Performance Evaluation Scorecard
Population Stability Index
# score list
score_list <- list(train = score_train$score,
test = score_test$score)
# label list
label_list <- list(train = train_woe$def,
test = test_woe$def)
psi <- perf_psi(score = score_list,
label = label_list,
positive = 0)
psi## $pic
## $pic$pred
##
##
## $psi
## variable dataset psi
## <char> <char> <num>
## 1: pred train_test Inf
PSI value is under 0.10 which means there is no significant changes and our scorecard stable in population score.
Cutoff
We can set the cutoff depends of our business question.
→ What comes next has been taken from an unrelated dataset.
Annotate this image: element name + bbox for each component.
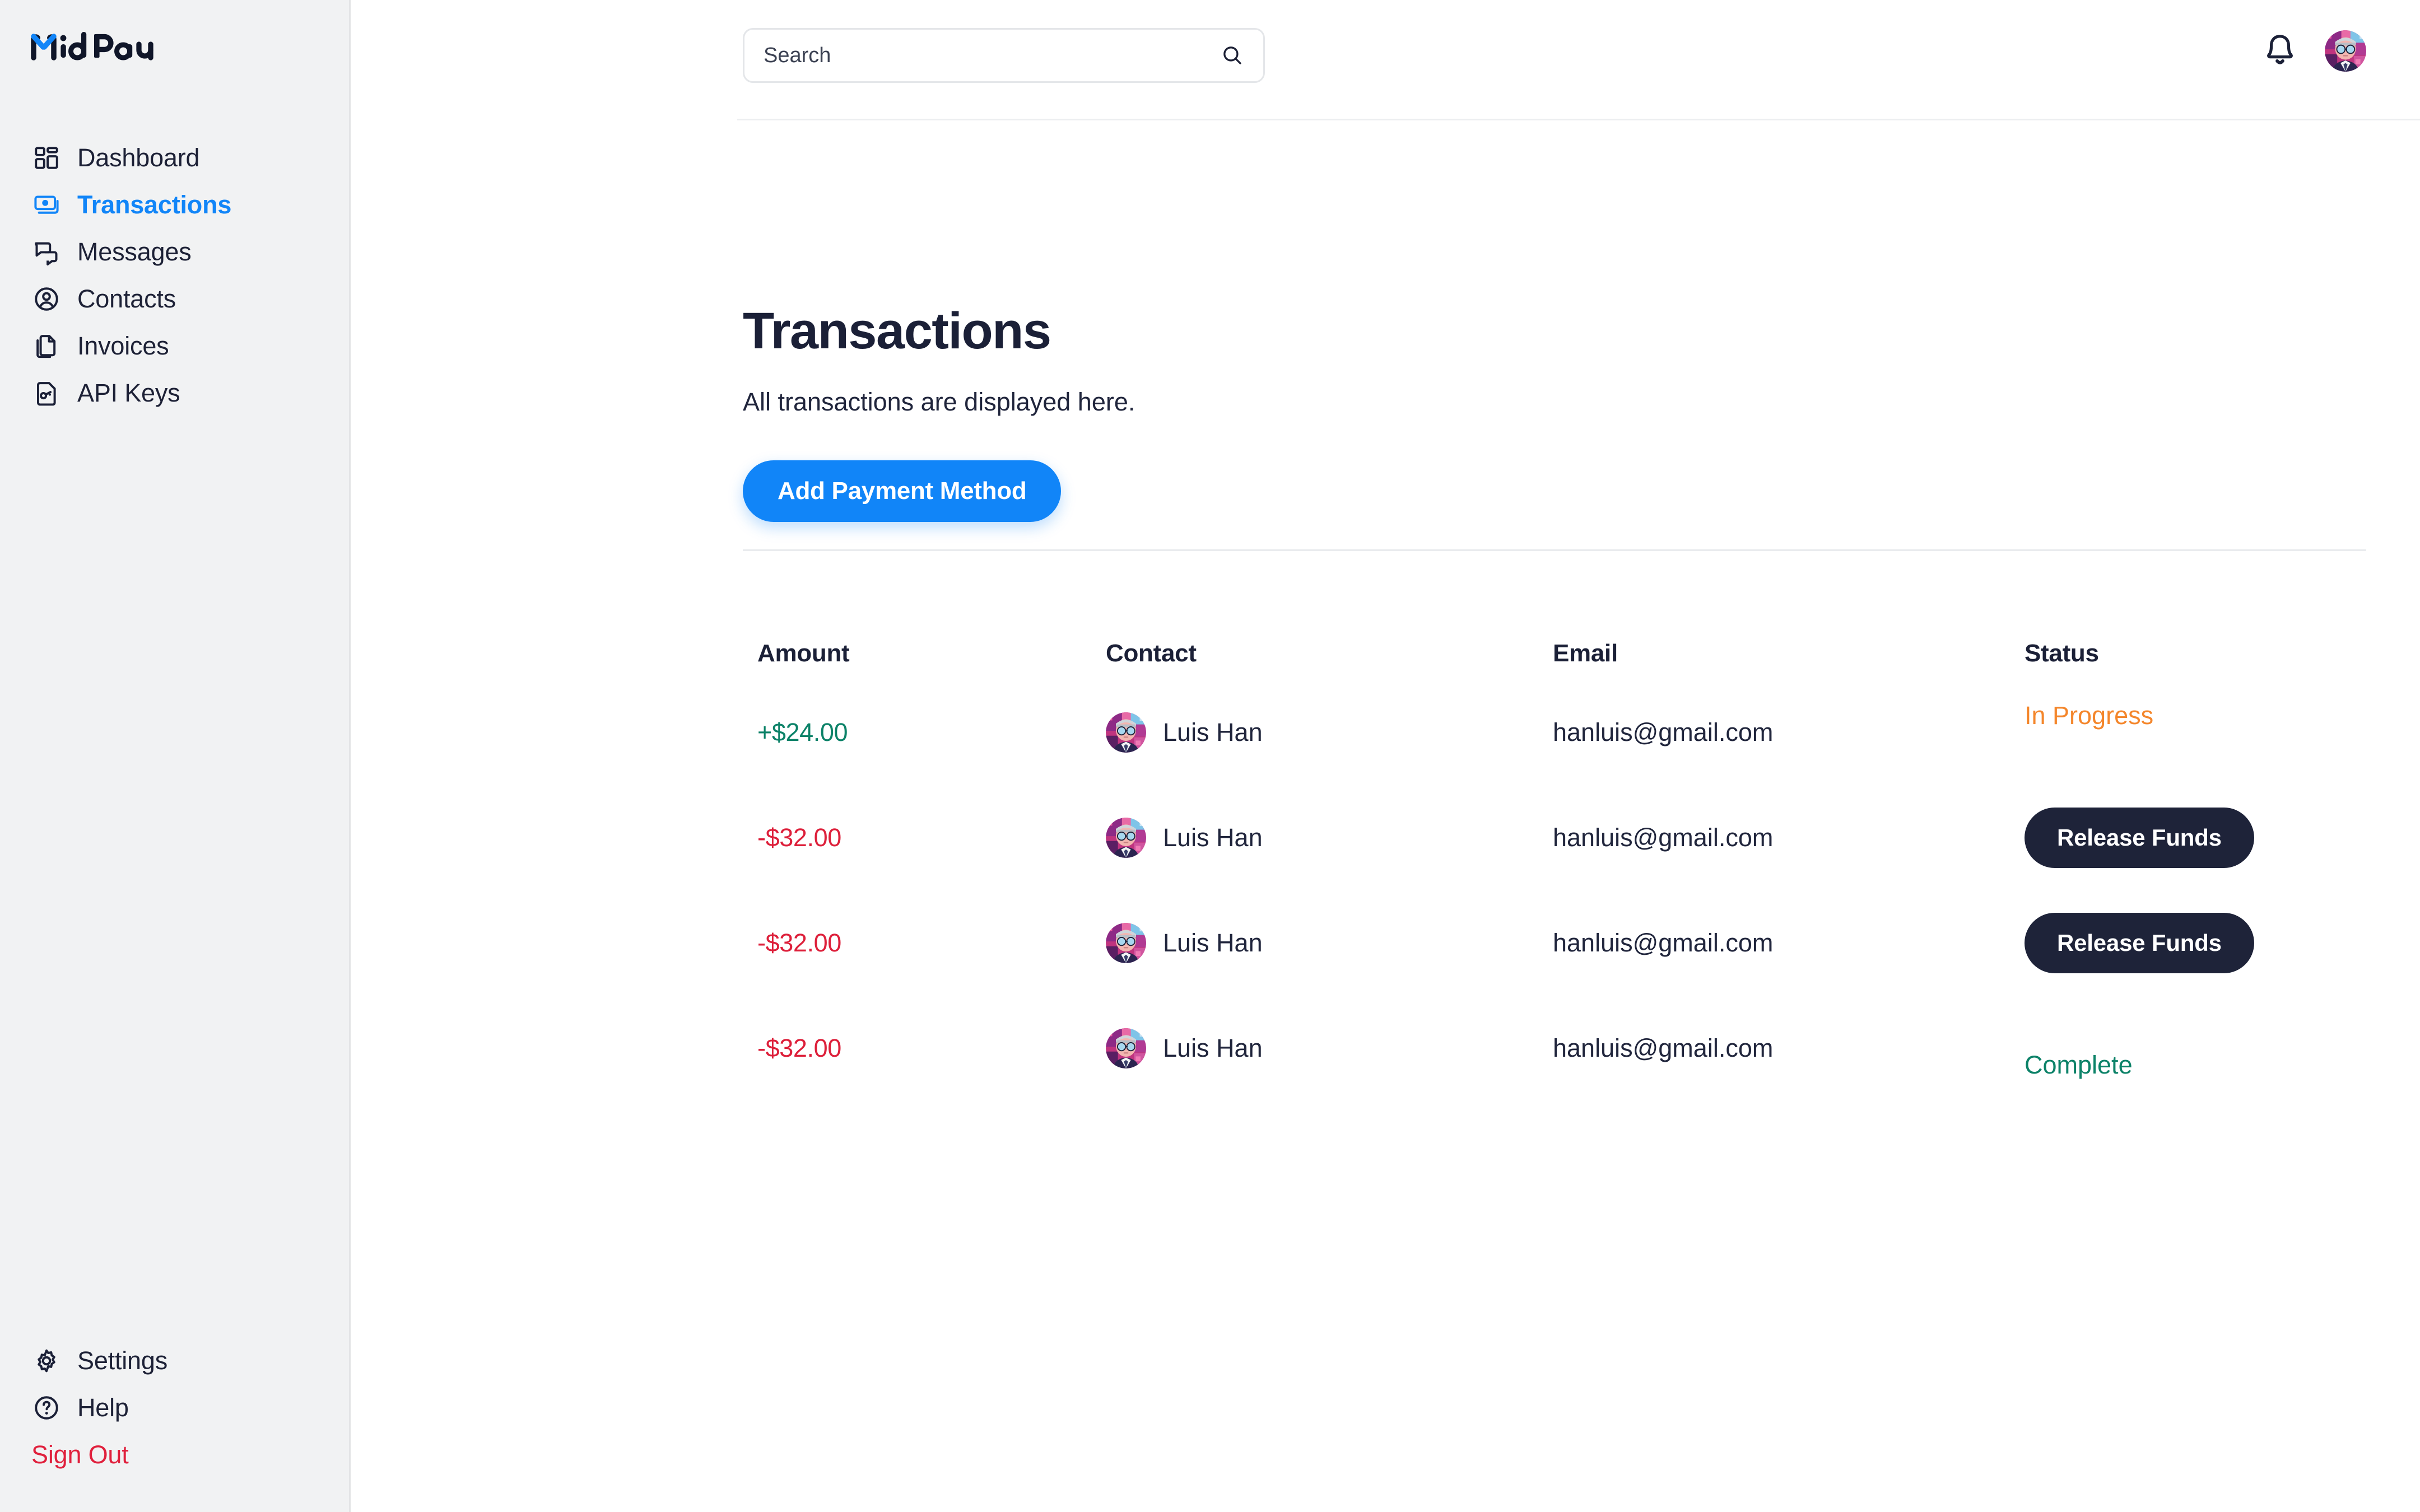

In this case, our business wanted risk under 10%, so we set cutoff in 552 that has approval rate 61% from approval rate.
## Key: <datset>
## bin approval_rate neg_rate count_approved neg_approved count neg
## <fctr> <num> <num> <int> <int> <int> <int>
## 1: [-Inf,502) 0.9143 0.2188 128 28 12 7
## 2: [502,520) 0.8000 0.1518 112 17 16 11
## 3: [520,540) 0.7000 0.1224 98 12 14 5
## 4: [540,553) 0.6143 0.0930 86 8 12 4
## 5: [553,568) 0.5000 0.0571 70 4 16 4
## 6: [568,580) 0.4000 0.0536 56 3 14 1
## 7: [580,591) 0.3071 0.0465 43 2 13 1
## 8: [591,605) 0.2071 0.0000 29 0 14 2
## 9: [605,617) 0.1143 0.0000 16 0 13 0
## 10: [617, Inf) 0.0000 0.0000 0 0 16 0
## pos
## <int>
## 1: 5
## 2: 5
## 3: 9
## 4: 8
## 5: 12
## 6: 13
## 7: 12
## 8: 12
## 9: 13
## 10: 16
# predict new data
new_data <- data.frame(list(age = 22,
ed = 2,
employ = 1,
address = 1,
income = 20,
debtinc = 11.0,
creddebt = 0.775656,
othdebt = 1.318344))
new_data## age ed employ address income debtinc creddebt othdebt
## 1 22 2 1 1 20 11 0.775656 1.318344
## score recommendation
## <num> <char>
## 1: 504 BAD
The result shows that the new data would negatively impact approval. However, it could be a good recommendation if we set the cutoff lower than before, even though it would increase the bad rate. You can adjust depends on what the needs.